When should I choose vertical scaling vs horizontal scaling?

When deciding between vertical scaling and horizontal scaling, consider your system's priorities and limitations:

  • Vertical scaling (scaling up) works best for smaller systems or when simplicity and low latency are critical. However, it comes with resource limitations and the risk of downtime during upgrades.
  • Horizontal scaling (scaling out) is ideal for managing large-scale growth, ensuring high availability, or improving fault tolerance. Keep in mind, though, that it introduces additional complexity in managing distributed systems.

Ultimately, your choice should align with your system's specific requirements, scalability goals, and constraints.

How do I explain CAP trade-offs without overcomplicating my answer?

When discussing CAP trade-offs, it’s helpful to focus on how the system behaves when there's a network partition. This approach makes the concept more relatable by highlighting what users experience.

The key decision boils down to consistency versus availability:

  • Consistency: In this case, the system ensures all nodes reflect the same data.

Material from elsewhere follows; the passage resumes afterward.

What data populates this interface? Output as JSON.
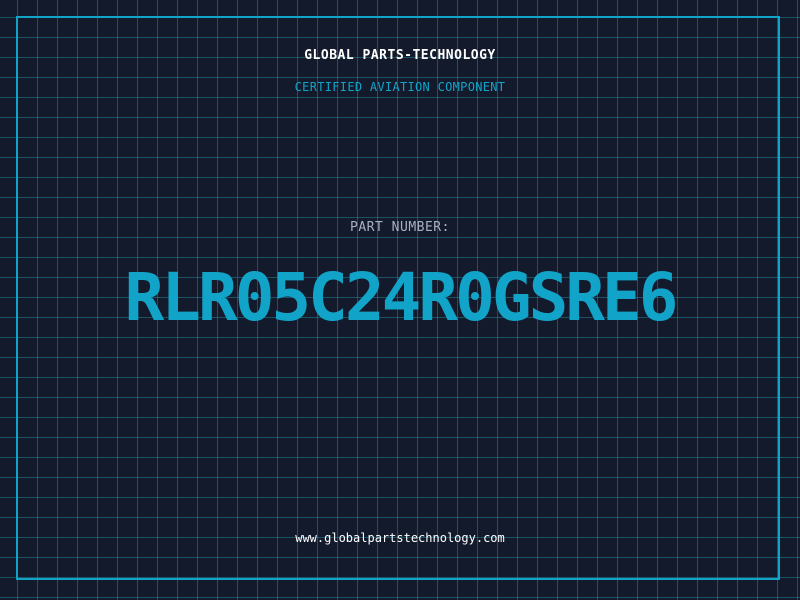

If a request could compromise this consistency, the system will reject it. For users, this means they might encounter errors or delays, but the data they access will always be accurate and up-to-date.
  • Availability: Here, the system prioritizes responding to requests, even if some nodes are out of sync. Users will always get a response, but there’s a chance the data might not be the latest version.

By framing the trade-off this way, you can clearly show whether the system leans toward rejecting requests to maintain data integrity or accepting them to remain responsive. This practical perspective makes it easier to grasp and demonstrates a deeper understanding of the concept.